The embryoid isn’t a complete unborn mouse, and it can’t fully develop into one as key parts are still missing – like a giant chunk of the brain. But the complexity of this experiment takes researchers a huge step towards being able to build fully functional organs in a lab.
“Human organs are made of multiple cell types that originate from different parts of the growing embryo,” said developmental biologist Bernard Thisse. “The gut, for example, is made from cells that form a hollow tube. Models of this tube in a dish have been made and are called gut organoids.
“However, this tube is not enough to make a functional gut because this organ contains other components, such as smooth muscles, blood vessels and nerves that control the function of the gut and which are made from cells of different origins.

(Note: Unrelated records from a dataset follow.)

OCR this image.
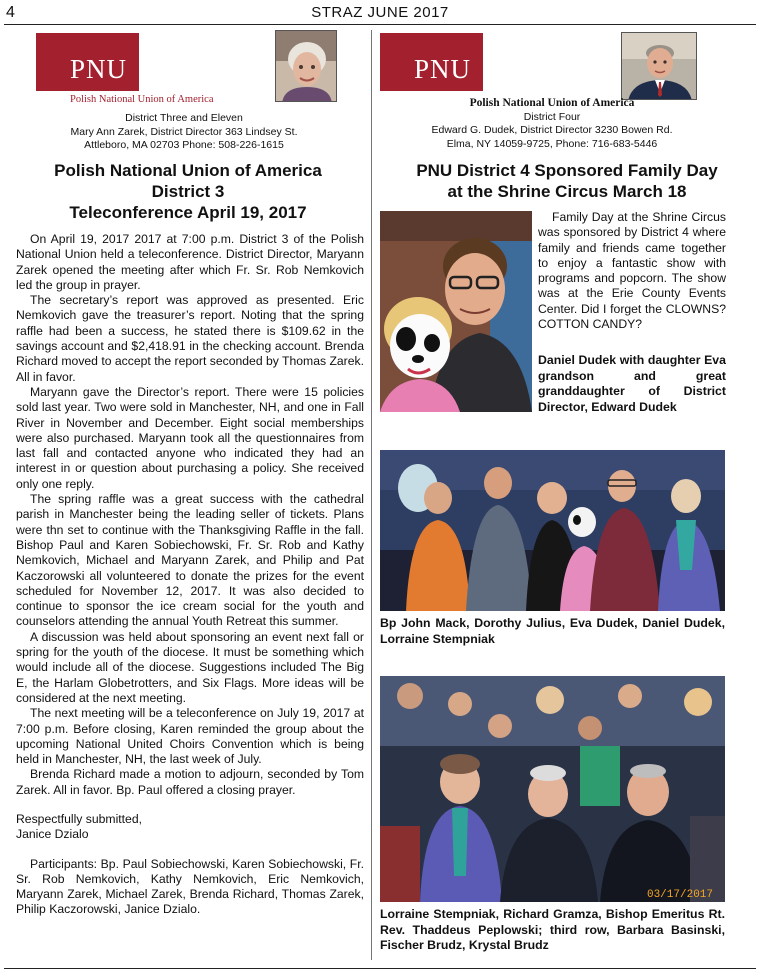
4	STRAZ JUNE 2017
PNU
Polish National Union of America
District Three and Eleven
Mary Ann Zarek, District Director 363 Lindsey St.
Attleboro, MA 02703 Phone: 508-226-1615
PNU
Polish National Union of America
District Four
Edward G. Dudek, District Director 3230 Bowen Rd.
Elma, NY 14059-9725, Phone: 716-683-5446
Polish National Union of America
District 3
Teleconference April 19, 2017

On April 19, 2017 2017 at 7:00 p.m. District 3 of the Polish National Union held a teleconference. District Director, Maryann Zarek opened the meeting after which Fr. Sr. Rob Nemkovich led the group in prayer.

The secretary’s report was approved as presented. Eric Nemkovich gave the treasurer’s report. Noting that the spring raffle had been a success, he stated there is $109.62 in the savings account and $2,418.91 in the checking account. Brenda Richard moved to accept the report seconded by Thomas Zarek. All in favor.

Maryann gave the Director’s report. There were 15 policies sold last year. Two were sold in Manchester, NH, and one in Fall River in November and December. Eight social memberships were also purchased. Maryann took all the questionnaires from last fall and contacted anyone who indicated they had an interest in or question about purchasing a policy. She received only one reply.

The spring raffle was a great success with the cathedral parish in Manchester being the leading seller of tickets. Plans were thn set to continue with the Thanksgiving Raffle in the fall. Bishop Paul and Karen Sobiechowski, Fr. Sr. Rob and Kathy Nemkovich, Michael and Maryann Zarek, and Philip and Pat Kaczorowski all volunteered to donate the prizes for the event scheduled for November 12, 2017. It was also decided to continue to sponsor the ice cream social for the youth and counselors attending the annual Youth Retreat this summer.

A discussion was held about sponsoring an event next fall or spring for the youth of the diocese. It must be something which would include all of the diocese. Suggestions included The Big E, the Harlam Globetrotters, and Six Flags. More ideas will be considered at the next meeting.

The next meeting will be a teleconference on July 19, 2017 at 7:00 p.m. Before closing, Karen reminded the group about the upcoming National United Choirs Convention which is being held in Manchester, NH, the last week of July.

Brenda Richard made a motion to adjourn, seconded by Tom Zarek. All in favor. Bp. Paul offered a closing prayer.

Respectfully submitted,

Janice Dzialo

Participants: Bp. Paul Sobiechowski, Karen Sobiechowski, Fr. Sr. Rob Nemkovich, Kathy Nemkovich, Eric Nemkovich, Maryann Zarek, Michael Zarek, Brenda Richard, Thomas Zarek, Philip Kaczorowski, Janice Dzialo.

PNU District 4 Sponsored Family Day
at the Shrine Circus March 18
Family Day at the Shrine Circus was sponsored by District 4 where family and friends came together to enjoy a fantastic show with programs and popcorn. The show was at the Erie County Events Center. Did I forget the CLOWNS? COTTON CANDY?
Daniel Dudek with daughter Eva grandson and great granddaughter of District Director, Edward Dudek
Bp John Mack, Dorothy Julius, Eva Dudek, Daniel Dudek, Lorraine Stempniak
03/17/2017
Lorraine Stempniak, Richard Gramza, Bishop Emeritus Rt. Rev. Thaddeus Peplowski; third row, Barbara Basinski, Fischer Brudz, Krystal Brudz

“The only way to have all the variety of cells necessary to the formation of functional organs is to develop systems in which all precursor cells are present. The embryo-like entities we have engineered using stem cells are providing just this.”
Developing these fully functioning biological systems requires getting a slew of things just right – such as the correct cell type, spatial location, and timing of cell signals to get the desired outcome. Synthetically recreating these complex processes is only possible thanks to generations of research in developmental biology, including this team’s previous research on zebrafish.
Many previous attempts have been built upon. These were missing things like entire types of tissues, didn’t form a head structure, failed to organize tissues correctly, or develop to the embryonic stage called gastrulation.
Many of these issues involved the need to spatially confine the developmental chemical signals within the forming embryoid. Thisse and colleagues developed a way to do this in their zebrafish experiments – creating centers for the signalling chemicals that provide the cell clusters with a sense of direction – back and front, head and tail.
They could then control the timing, size, and strength of these signals.
Their work has now culminated in these miraculously functioning mouse embryos, with all the normal early embryonic tissue layers. The correctly organized cells and tissues are arranged properly around the embryoid spinal cord precursor (the notochord), including developing digestive, muscular, nervous and circulatory systems and a beating heart.
However, the embryoid is still missing parts of the brain, and the team suspects this may be because the chemical signal telling the cells they’re at the butt end (called a WNT morphogen) spread too far.
“With the techniques we have developed, we should be able, at some point, to manipulate molecular signals that control embryo formation, and this should lead to generating embryo-like entities containing all tissues and organs including the anterior brain,” said Bernard Thisse.
The researchers hope to learn how to fully control and manipulate the embryoid development, and think it may become a powerful tool for studying diseases.
“Having all the variety of tissues made allows us to hope that the scientific community will be able to build organs with a proper vascularization, innervation and interactions with other tissues,” Christine Thisse said.
“This is essential to be able one day to produce functional human replacement organs in a dish. This would overcome the shortage of organs for transplants.”
Their research was published in Nature Communications.